On a number of levels there are some similarities between me and National-Treasure-and-generally-good-egg, Mr Stephen Fry. It's a low number, but it certainly counts as a number.
We're both blessed with physiques that would, if we were being charitable, be described as being somewhat less than athletic. I'm a bear of a man. I loom. I can only loom. And blunder. Loom and blunder, that's me. I suspect Stephen would recognise the same characteristics.
I have this deep, booming, stentorian voice. I can't whisper to save my life. Blunder, loom and boom. That's pretty what I'm about. Mr Fry would, I fear, find this familiar.
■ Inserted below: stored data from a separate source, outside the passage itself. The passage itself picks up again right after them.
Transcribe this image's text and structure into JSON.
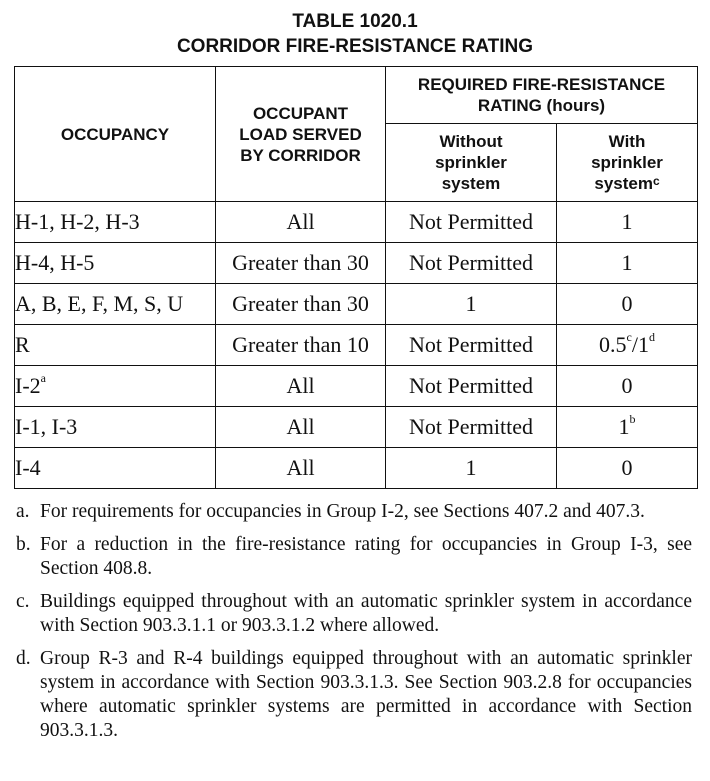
{
  "title": {
    "line1": "TABLE 1020.1",
    "line2": "CORRIDOR FIRE-RESISTANCE RATING"
  },
  "table": {
    "headers": {
      "occupancy": "OCCUPANCY",
      "occupant_load": "OCCUPANT LOAD SERVED BY CORRIDOR",
      "required_rating": "REQUIRED FIRE-RESISTANCE RATING (hours)",
      "without_sprinkler": "Without sprinkler system",
      "with_sprinkler": "With sprinkler system",
      "with_sprinkler_note": "c"
    },
    "rows": [
      {
        "occupancy": "H-1, H-2, H-3",
        "occupancy_note": "",
        "load": "All",
        "without": "Not Permitted",
        "with": "1",
        "with_note": ""
      },
      {
        "occupancy": "H-4, H-5",
        "occupancy_note": "",
        "load": "Greater than 30",
        "without": "Not Permitted",
        "with": "1",
        "with_note": ""
      },
      {
        "occupancy": "A, B, E, F, M, S, U",
        "occupancy_note": "",
        "load": "Greater than 30",
        "without": "1",
        "with": "0",
        "with_note": ""
      },
      {
        "occupancy": "R",
        "occupancy_note": "",
        "load": "Greater than 10",
        "without": "Not Permitted",
        "with": "0.5",
        "with_note": "c",
        "with_extra": "/1",
        "with_extra_note": "d"
      },
      {
        "occupancy": "I-2",
        "occupancy_note": "a",
        "load": "All",
        "without": "Not Permitted",
        "with": "0",
        "with_note": ""
      },
      {
        "occupancy": "I-1, I-3",
        "occupancy_note": "",
        "load": "All",
        "without": "Not Permitted",
        "with": "1",
        "with_note": "b"
      },
      {
        "occupancy": "I-4",
        "occupancy_note": "",
        "load": "All",
        "without": "1",
        "with": "0",
        "with_note": ""
      }
    ]
  },
  "footnotes": [
    {
      "label": "a.",
      "text": "For requirements for occupancies in Group I-2, see Sections 407.2 and 407.3."
    },
    {
      "label": "b.",
      "text": "For a reduction in the fire-resistance rating for occupancies in Group I-3, see Section 408.8."
    },
    {
      "label": "c.",
      "text": "Buildings equipped throughout with an automatic sprinkler system in accordance with Section 903.3.1.1 or 903.3.1.2 where allowed."
    },
    {
      "label": "d.",
      "text": "Group R-3 and R-4 buildings equipped throughout with an automatic sprinkler system in accordance with Section 903.3.1.3. See Section 903.2.8 for occupancies where automatic sprinkler systems are permitted in accordance with Section 903.3.1.3."
    }
  ]
}
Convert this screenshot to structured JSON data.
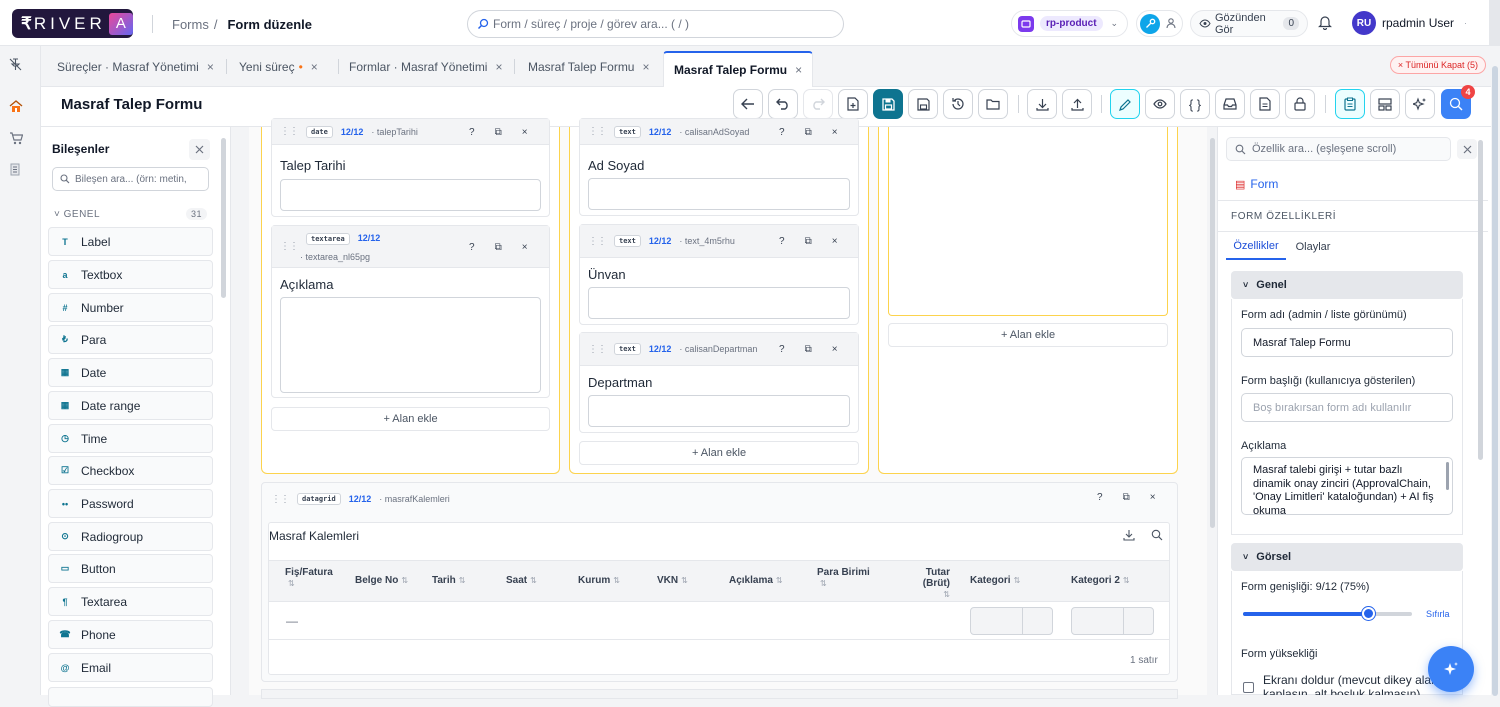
{
  "app": {
    "logo_text": "RIVER",
    "logo_letter": "A"
  },
  "breadcrumb": {
    "parent": "Forms",
    "separator": "/",
    "current": "Form düzenle"
  },
  "global_search": {
    "placeholder": "Form / süreç / proje / görev ara... ( / )"
  },
  "project": {
    "name": "rp-product"
  },
  "see_as": {
    "label": "Gözünden Gör",
    "count": "0"
  },
  "user": {
    "initials": "RU",
    "name": "rpadmin User"
  },
  "tabs": [
    {
      "label": "Süreçler · Masraf Yönetimi"
    },
    {
      "label": "Yeni süreç",
      "dot": "•"
    },
    {
      "label": "Formlar · Masraf Yönetimi"
    },
    {
      "label": "Masraf Talep Formu"
    },
    {
      "label": "Masraf Talep Formu",
      "active": true
    }
  ],
  "close_all": "× Tümünü Kapat (5)",
  "page_title": "Masraf Talep Formu",
  "toolbar": {
    "notification_count": "4"
  },
  "left_panel": {
    "title": "Bileşenler",
    "search_placeholder": "Bileşen ara... (örn: metin,",
    "group": {
      "label": "˅  GENEL",
      "count": "31"
    },
    "components": [
      {
        "icon": "T",
        "label": "Label"
      },
      {
        "icon": "a",
        "label": "Textbox"
      },
      {
        "icon": "#",
        "label": "Number"
      },
      {
        "icon": "₺",
        "label": "Para"
      },
      {
        "icon": "▦",
        "label": "Date"
      },
      {
        "icon": "▦",
        "label": "Date range"
      },
      {
        "icon": "◷",
        "label": "Time"
      },
      {
        "icon": "☑",
        "label": "Checkbox"
      },
      {
        "icon": "••",
        "label": "Password"
      },
      {
        "icon": "⊙",
        "label": "Radiogroup"
      },
      {
        "icon": "▭",
        "label": "Button"
      },
      {
        "icon": "¶",
        "label": "Textarea"
      },
      {
        "icon": "☎",
        "label": "Phone"
      },
      {
        "icon": "@",
        "label": "Email"
      }
    ]
  },
  "canvas": {
    "col1": {
      "f1": {
        "type": "date",
        "width": "12/12",
        "key": "· talepTarihi",
        "label": "Talep Tarihi"
      },
      "f2": {
        "type": "textarea",
        "width": "12/12",
        "key": "· textarea_nl65pg",
        "label": "Açıklama"
      },
      "add": "+ Alan ekle"
    },
    "col2": {
      "f1": {
        "type": "text",
        "width": "12/12",
        "key": "· calisanAdSoyad",
        "label": "Ad Soyad"
      },
      "f2": {
        "type": "text",
        "width": "12/12",
        "key": "· text_4m5rhu",
        "label": "Ünvan"
      },
      "f3": {
        "type": "text",
        "width": "12/12",
        "key": "· calisanDepartman",
        "label": "Departman"
      },
      "add": "+ Alan ekle"
    },
    "col3": {
      "add": "+ Alan ekle"
    },
    "help": "?",
    "datagrid": {
      "type": "datagrid",
      "width": "12/12",
      "key": "· masrafKalemleri",
      "title": "Masraf Kalemleri",
      "columns": [
        "Fiş/Fatura",
        "Belge No",
        "Tarih",
        "Saat",
        "Kurum",
        "VKN",
        "Açıklama",
        "Para Birimi",
        "Tutar (Brüt)",
        "Kategori",
        "Kategori 2"
      ],
      "empty_cell": "—",
      "row_count": "1 satır"
    }
  },
  "right_panel": {
    "search_placeholder": "Özellik ara... (eşleşene scroll)",
    "form_link": "Form",
    "section_title": "FORM ÖZELLİKLERİ",
    "tabs": [
      "Özellikler",
      "Olaylar"
    ],
    "genel": {
      "title": "Genel",
      "form_name_label": "Form adı (admin / liste görünümü)",
      "form_name_value": "Masraf Talep Formu",
      "form_title_label": "Form başlığı (kullanıcıya gösterilen)",
      "form_title_placeholder": "Boş bırakırsan form adı kullanılır",
      "desc_label": "Açıklama",
      "desc_value": "Masraf talebi girişi + tutar bazlı dinamik onay zinciri (ApprovalChain, 'Onay Limitleri' kataloğundan) + AI fiş okuma"
    },
    "gorsel": {
      "title": "Görsel",
      "width_label": "Form genişliği: 9/12 (75%)",
      "width_fraction": 0.75,
      "reset": "Sıfırla",
      "height_label": "Form yüksekliği",
      "fill_label": "Ekranı doldur (mevcut dikey alanı kaplasın, alt boşluk kalmasın)"
    }
  }
}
Despite these seemingly antisocial characteristics I can turn my hand to the avuncular if I wish. Dispensing wisdom and charm, I'd make a damn good uncle. If I had glasses I'd perch them on the tip of my nose while gently explaining the best use of the terms 'rebut', 'reject' and 'repudiate'. Stephen personified.
I'm even on Twitter, too. But this is where things start to unravel. Stephen Fry is seen (wrongly) by some as the eminence gris behind Twitter. If he sees some injustice, a single tweet from his fingers will send his massed followers into overdrive, leaving him settling into a wingbacked chair, gently harrumphing. Yet if he wants to support something, a favourable 140 characters from the keyboard of his Apple is sufficient to guarantee its success.
I tried this last week. My mate Barry was running the New York marathon yesterday for a jolly good cause. I thought he could use all the help he could get, so I tweeted about it. I thought if I could mobilise the masses, Fry-style, we'd see Barry nosing the tape (or whatever it is they do at the end of races) with a couple of grand behind him.
Nothing. Nada. Rien. Sod all. Sweet Felicity Arkwright.
Maybe I need to work on my charm a little.